15 Arbeitsplätze bis Ende Jahr

Bereits im vierten Quartal 2014 will Porsche Design mit dem Verkauf der ersten eigenen Uhrenserie starten. Deren Vermarktung und Vertrieb soll über die Porsche Design Group mit Sitz in Ludwigsburg erfolgen. «Die beiden ersten eigenen Uhrenmodelle werden in einer limitierten Auflage von jeweils 500 Exemplaren auf den Markt kommen», blickt Weiss nach vorne. Bis Ende Jahr soll die Porsche Design Timepieces AG rund 15 Mitarbeitende beschäftigen.

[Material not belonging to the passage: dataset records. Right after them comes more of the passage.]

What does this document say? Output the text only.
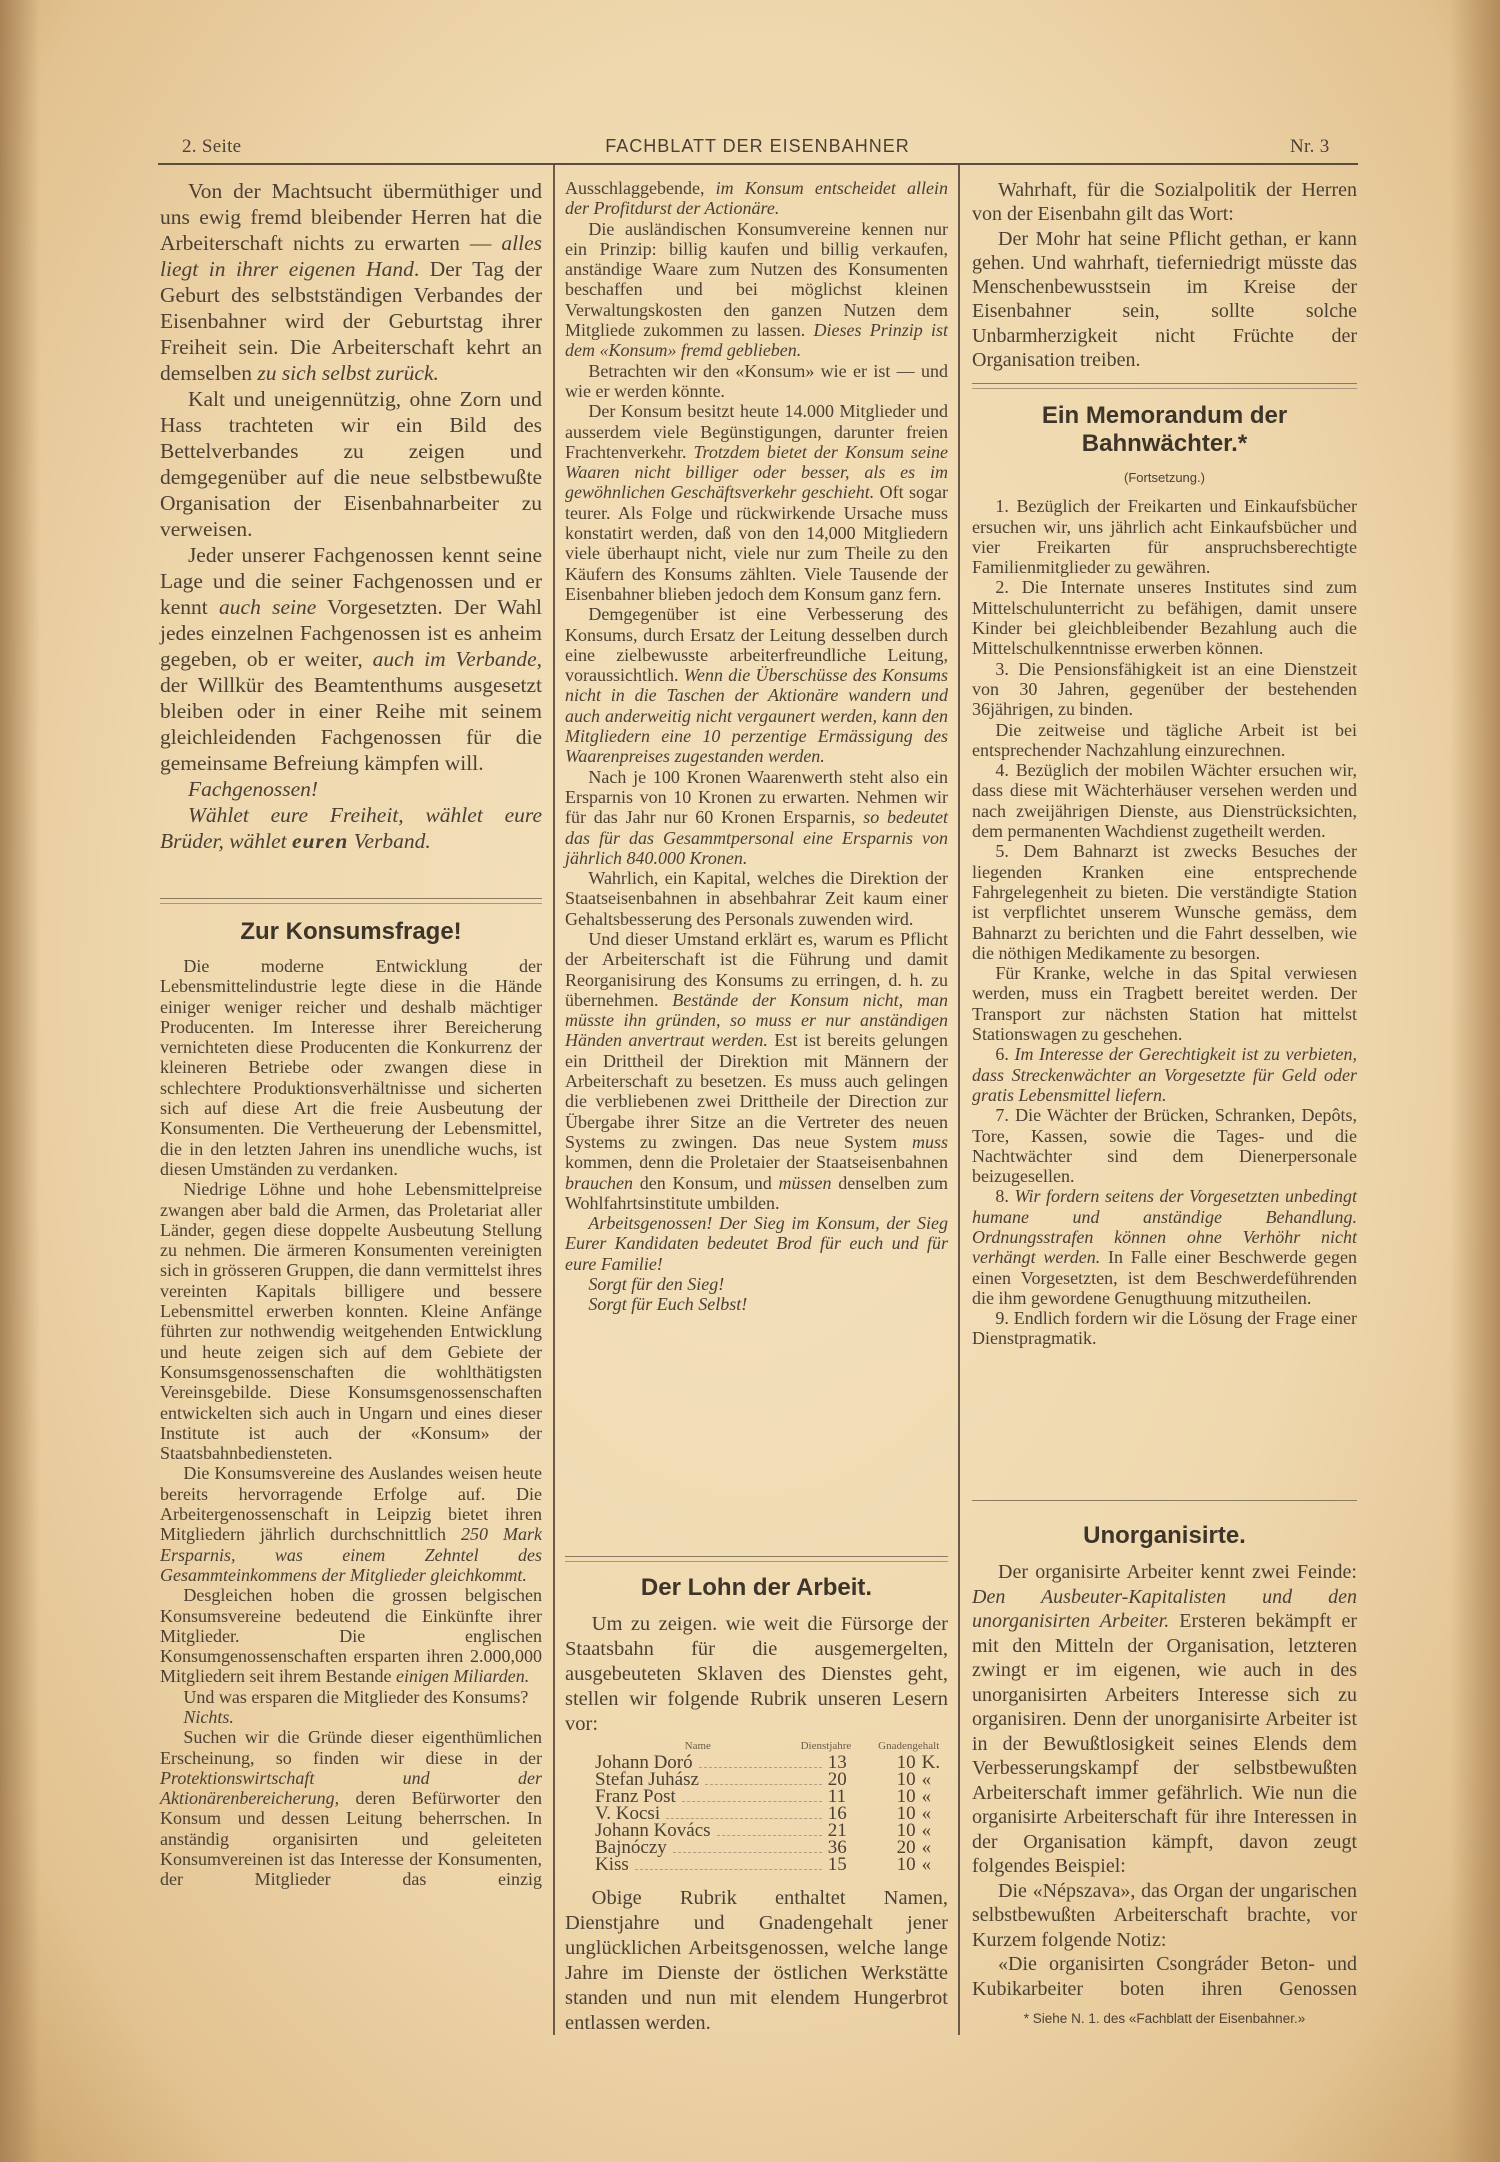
2. Seite	FACHBLATT DER EISENBAHNER	Nr. 3

Von der Machtsucht übermüthiger und uns ewig fremd bleibender Herren hat die Arbeiterschaft nichts zu erwarten — alles liegt in ihrer eigenen Hand. Der Tag der Geburt des selbstständigen Verbandes der Eisenbahner wird der Geburtstag ihrer Freiheit sein. Die Arbeiterschaft kehrt an demselben zu sich selbst zurück.

Kalt und uneigennützig, ohne Zorn und Hass trachteten wir ein Bild des Bettelverbandes zu zeigen und demgegenüber auf die neue selbstbewußte Organisation der Eisenbahnarbeiter zu verweisen.

Jeder unserer Fachgenossen kennt seine Lage und die seiner Fachgenossen und er kennt auch seine Vorgesetzten. Der Wahl jedes einzelnen Fachgenossen ist es anheim gegeben, ob er weiter, auch im Verbande, der Willkür des Beamtenthums ausgesetzt bleiben oder in einer Reihe mit seinem gleichleidenden Fachgenossen für die gemeinsame Befreiung kämpfen will.

Fachgenossen!

Wählet eure Freiheit, wählet eure Brüder, wählet euren Verband.

Zur Konsumsfrage!

Die moderne Entwicklung der Lebensmittelindustrie legte diese in die Hände einiger weniger reicher und deshalb mächtiger Producenten. Im Interesse ihrer Bereicherung vernichteten diese Producenten die Konkurrenz der kleineren Betriebe oder zwangen diese in schlechtere Produktionsverhältnisse und sicherten sich auf diese Art die freie Ausbeutung der Konsumenten. Die Vertheuerung der Lebensmittel, die in den letzten Jahren ins unendliche wuchs, ist diesen Umständen zu verdanken.

Niedrige Löhne und hohe Lebensmittelpreise zwangen aber bald die Armen, das Proletariat aller Länder, gegen diese doppelte Ausbeutung Stellung zu nehmen. Die ärmeren Konsumenten vereinigten sich in grösseren Gruppen, die dann vermittelst ihres vereinten Kapitals billigere und bessere Lebensmittel erwerben konnten. Kleine Anfänge führten zur nothwendig weitgehenden Entwicklung und heute zeigen sich auf dem Gebiete der Konsumsgenossenschaften die wohlthätigsten Vereinsgebilde. Diese Konsumsgenossenschaften entwickelten sich auch in Ungarn und eines dieser Institute ist auch der «Konsum» der Staatsbahnbediensteten.

Die Konsumsvereine des Auslandes weisen heute bereits hervorragende Erfolge auf. Die Arbeitergenossenschaft in Leipzig bietet ihren Mitgliedern jährlich durchschnittlich 250 Mark Ersparnis, was einem Zehntel des Gesammteinkommens der Mitglieder gleichkommt.

Desgleichen hoben die grossen belgischen Konsumsvereine bedeutend die Einkünfte ihrer Mitglieder. Die englischen Konsumgenossenschaften ersparten ihren 2.000,000 Mitgliedern seit ihrem Bestande einigen Miliarden.

Und was ersparen die Mitglieder des Konsums?

Nichts.

Suchen wir die Gründe dieser eigenthümlichen Erscheinung, so finden wir diese in der Protektionswirtschaft und der Aktionärenbereicherung, deren Befürworter den Konsum und dessen Leitung beherrschen. In anständig organisirten und geleiteten Konsumvereinen ist das Interesse der Konsumenten, der Mitglieder das einzig

Ausschlaggebende, im Konsum entscheidet allein der Profitdurst der Actionäre.

Die ausländischen Konsumvereine kennen nur ein Prinzip: billig kaufen und billig verkaufen, anständige Waare zum Nutzen des Konsumenten beschaffen und bei möglichst kleinen Verwaltungskosten den ganzen Nutzen dem Mitgliede zukommen zu lassen. Dieses Prinzip ist dem «Konsum» fremd geblieben.

Betrachten wir den «Konsum» wie er ist — und wie er werden könnte.

Der Konsum besitzt heute 14.000 Mitglieder und ausserdem viele Begünstigungen, darunter freien Frachtenverkehr. Trotzdem bietet der Konsum seine Waaren nicht billiger oder besser, als es im gewöhnlichen Geschäftsverkehr geschieht. Oft sogar teurer. Als Folge und rückwirkende Ursache muss konstatirt werden, daß von den 14,000 Mitgliedern viele überhaupt nicht, viele nur zum Theile zu den Käufern des Konsums zählten. Viele Tausende der Eisenbahner blieben jedoch dem Konsum ganz fern.

Demgegenüber ist eine Verbesserung des Konsums, durch Ersatz der Leitung desselben durch eine zielbewusste arbeiterfreundliche Leitung, voraussichtlich. Wenn die Überschüsse des Konsums nicht in die Taschen der Aktionäre wandern und auch anderweitig nicht vergaunert werden, kann den Mitgliedern eine 10 perzentige Ermässigung des Waarenpreises zugestanden werden.

Nach je 100 Kronen Waarenwerth steht also ein Ersparnis von 10 Kronen zu erwarten. Nehmen wir für das Jahr nur 60 Kronen Ersparnis, so bedeutet das für das Gesammtpersonal eine Ersparnis von jährlich 840.000 Kronen.

Wahrlich, ein Kapital, welches die Direktion der Staatseisenbahnen in absehbahrar Zeit kaum einer Gehaltsbesserung des Personals zuwenden wird.

Und dieser Umstand erklärt es, warum es Pflicht der Arbeiterschaft ist die Führung und damit Reorganisirung des Konsums zu erringen, d. h. zu übernehmen. Bestände der Konsum nicht, man müsste ihn gründen, so muss er nur anständigen Händen anvertraut werden. Est ist bereits gelungen ein Drittheil der Direktion mit Männern der Arbeiterschaft zu besetzen. Es muss auch gelingen die verbliebenen zwei Drittheile der Direction zur Übergabe ihrer Sitze an die Vertreter des neuen Systems zu zwingen. Das neue System muss kommen, denn die Proletaier der Staatseisenbahnen brauchen den Konsum, und müssen denselben zum Wohlfahrtsinstitute umbilden.

Arbeitsgenossen! Der Sieg im Konsum, der Sieg Eurer Kandidaten bedeutet Brod für euch und für eure Familie!

Sorgt für den Sieg!

Sorgt für Euch Selbst!

Der Lohn der Arbeit.

Um zu zeigen. wie weit die Fürsorge der Staatsbahn für die ausgemergelten, ausgebeuteten Sklaven des Dienstes geht, stellen wir folgende Rubrik unseren Lesern vor:

Name	Dienstjahre	Gnadengehalt
Johann Doró	13	10 K.
Stefan Juhász	20	10 «
Franz Post	11	10 «
V. Kocsi	16	10 «
Johann Kovács	21	10 «
Bajnóczy	36	20 «
Kiss	15	10 «

Obige Rubrik enthaltet Namen, Dienstjahre und Gnadengehalt jener unglücklichen Arbeitsgenossen, welche lange Jahre im Dienste der östlichen Werkstätte standen und nun mit elendem Hungerbrot entlassen werden.

Wahrhaft, für die Sozialpolitik der Herren von der Eisenbahn gilt das Wort:

Der Mohr hat seine Pflicht gethan, er kann gehen. Und wahrhaft, tieferniedrigt müsste das Menschenbewusstsein im Kreise der Eisenbahner sein, sollte solche Unbarmherzigkeit nicht Früchte der Organisation treiben.

Ein Memorandum der Bahnwächter.*
(Fortsetzung.)

1. Bezüglich der Freikarten und Einkaufsbücher ersuchen wir, uns jährlich acht Einkaufsbücher und vier Freikarten für anspruchsberechtigte Familienmitglieder zu gewähren.

2. Die Internate unseres Institutes sind zum Mittelschulunterricht zu befähigen, damit unsere Kinder bei gleichbleibender Bezahlung auch die Mittelschulkenntnisse erwerben können.

3. Die Pensionsfähigkeit ist an eine Dienstzeit von 30 Jahren, gegenüber der bestehenden 36jährigen, zu binden.

Die zeitweise und tägliche Arbeit ist bei entsprechender Nachzahlung einzurechnen.

4. Bezüglich der mobilen Wächter ersuchen wir, dass diese mit Wächterhäuser versehen werden und nach zweijährigen Dienste, aus Dienstrücksichten, dem permanenten Wachdienst zugetheilt werden.

5. Dem Bahnarzt ist zwecks Besuches der liegenden Kranken eine entsprechende Fahrgelegenheit zu bieten. Die verständigte Station ist verpflichtet unserem Wunsche gemäss, dem Bahnarzt zu berichten und die Fahrt desselben, wie die nöthigen Medikamente zu besorgen.

Für Kranke, welche in das Spital verwiesen werden, muss ein Tragbett bereitet werden. Der Transport zur nächsten Station hat mittelst Stationswagen zu geschehen.

6. Im Interesse der Gerechtigkeit ist zu verbieten, dass Streckenwächter an Vorgesetzte für Geld oder gratis Lebensmittel liefern.

7. Die Wächter der Brücken, Schranken, Depôts, Tore, Kassen, sowie die Tages- und die Nachtwächter sind dem Dienerpersonale beizugesellen.

8. Wir fordern seitens der Vorgesetzten unbedingt humane und anständige Behandlung. Ordnungsstrafen können ohne Verhöhr nicht verhängt werden. In Falle einer Beschwerde gegen einen Vorgesetzten, ist dem Beschwerdeführenden die ihm gewordene Genugthuung mitzutheilen.

9. Endlich fordern wir die Lösung der Frage einer Dienstpragmatik.

Unorganisirte.

Der organisirte Arbeiter kennt zwei Feinde: Den Ausbeuter-Kapitalisten und den unorganisirten Arbeiter. Ersteren bekämpft er mit den Mitteln der Organisation, letzteren zwingt er im eigenen, wie auch in des unorganisirten Arbeiters Interesse sich zu organisiren. Denn der unorganisirte Arbeiter ist in der Bewußtlosigkeit seines Elends dem Verbesserungskampf der selbstbewußten Arbeiterschaft immer gefährlich. Wie nun die organisirte Arbeiterschaft für ihre Interessen in der Organisation kämpft, davon zeugt folgendes Beispiel:

Die «Népszava», das Organ der ungarischen selbstbewußten Arbeiterschaft brachte, vor Kurzem folgende Notiz:

«Die organisirten Csongráder Beton- und Kubikarbeiter boten ihren Genossen

* Siehe N. 1. des «Fachblatt der Eisenbahner.»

Geschäftsführer der neuen Tochtergesellschaft ist mit Patrick Kury kein Unbekannter. Der gelernte Uhrmacher mit Meisterprüfung war während sechs Jahren Technischer Direktor bei der Eterna, bevor er im Herbst 2011 deren Geschäftsleitung als CEO übernahm. Nur anderthalb Jahre später, im Frühling 2013, verliess Kury Eterna. Im Zusammenhang mit dem Neuanlauf von Porsche lässt sich Kury in einer Medienmitteilung wie folgt zitieren: «Mit der neuen strategischen Ausrichtung besinnen wir uns ganz bewusst auf die Wurzeln der Porsche Design-Uhren.»